Terapêuticas hipouricemiantes para prevenir ou atrasar a progressão da doença renal crónica

Qual é o problema?

Existe alguma evidência sugerindo que os doentes com níveis de ácido úrico no sangue mais elevados podem ter maior risco de desenvolver doença renal ou de agravar doença renal prévia. Este estudo pretende responder à seguinte pergunta de investigação “Será que ao reduzirmos o valor de ácido úrico no sangue com determinado tratamento, o doente ficará protegido de apresentar agravamento da função renal ou de desenvolver lesão renal?”

A lesão de longa duração do rim (doença renal crónica) é um problema crescente a nível mundial. Com o agravamento da lesão renal, verifica-se um aumento do risco de doença cardíaca e morte, bem como de maior necessidade de realizar diálise se a função dos rins cessar. Existe muita investigação a ser realizada com o objetivo de reduzir a ocorrência de lesão renal e o agravamento de lesão renal prévia. Tal tem como objetivo reduzir a mortalidade, a doença cardíaca e a necessidade de realizar diálise.

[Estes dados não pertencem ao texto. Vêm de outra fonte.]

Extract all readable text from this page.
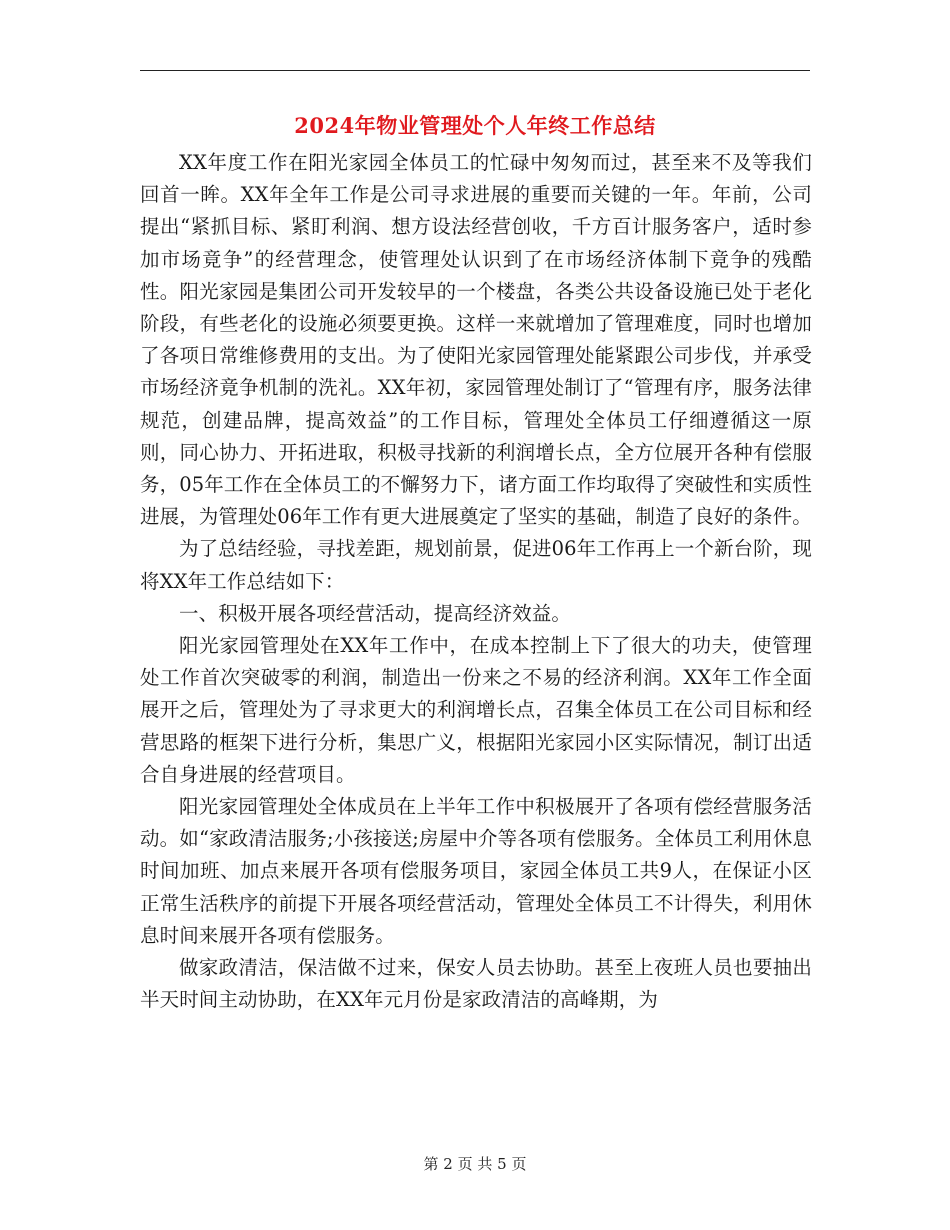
2024年物业管理处个人年终工作总结

XX年度工作在阳光家园全体员工的忙碌中匆匆而过，甚至来不及等我们回首一眸。XX年全年工作是公司寻求进展的重要而关键的一年。年前，公司提出“紧抓目标、紧盯利润、想方设法经营创收，千方百计服务客户，适时参加市场竟争”的经营理念，使管理处认识到了在市场经济体制下竟争的残酷性。阳光家园是集团公司开发较早的一个楼盘，各类公共设备设施已处于老化阶段，有些老化的设施必须要更换。这样一来就增加了管理难度，同时也增加了各项日常维修费用的支出。为了使阳光家园管理处能紧跟公司步伐，并承受市场经济竟争机制的洗礼。XX年初，家园管理处制订了“管理有序，服务法律规范，创建品牌，提高效益”的工作目标，管理处全体员工仔细遵循这一原则，同心协力、开拓进取，积极寻找新的利润增长点，全方位展开各种有偿服务，05年工作在全体员工的不懈努力下，诸方面工作均取得了突破性和实质性进展，为管理处06年工作有更大进展奠定了坚实的基础，制造了良好的条件。

为了总结经验，寻找差距，规划前景，促进06年工作再上一个新台阶，现将XX年工作总结如下：

一、积极开展各项经营活动，提高经济效益。

阳光家园管理处在XX年工作中，在成本控制上下了很大的功夫，使管理处工作首次突破零的利润，制造出一份来之不易的经济利润。XX年工作全面展开之后，管理处为了寻求更大的利润增长点，召集全体员工在公司目标和经营思路的框架下进行分析，集思广义，根据阳光家园小区实际情况，制订出适合自身进展的经营项目。

阳光家园管理处全体成员在上半年工作中积极展开了各项有偿经营服务活动。如“家政清洁服务;小孩接送;房屋中介等各项有偿服务。全体员工利用休息时间加班、加点来展开各项有偿服务项目，家园全体员工共9人，在保证小区正常生活秩序的前提下开展各项经营活动，管理处全体员工不计得失，利用休息时间来展开各项有偿服务。

做家政清洁，保洁做不过来，保安人员去协助。甚至上夜班人员也要抽出半天时间主动协助，在XX年元月份是家政清洁的高峰期，为

第 2 页 共 5 页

O ácido úrico, ou urato, é um produto final da degradação do ADN, encontrando-se presente no organismo. Considera-se que níveis aumentados de urato poderão lesar o coração e os vasos sanguíneos bem como possivelmente o rim. Em doentes renais, verifica-se ocorrer um aumento do nível de urato no sangue, à medida que a lesão renal agrava. Suspeita-se cada vez mais que o aumento do nível de urato no sangue em doentes renais poderá não ser apenas resultado da lesão renal, mas contribuir também para piorar esta doença.

O que fizemos?

Colhemos dados dos estudos nos quais a terapêutica hipouricemiante foi utilizada durante mais de 3 meses e que reportaram dados sobre mortalidade, pressão arterial e função dos rins nos seus resultados.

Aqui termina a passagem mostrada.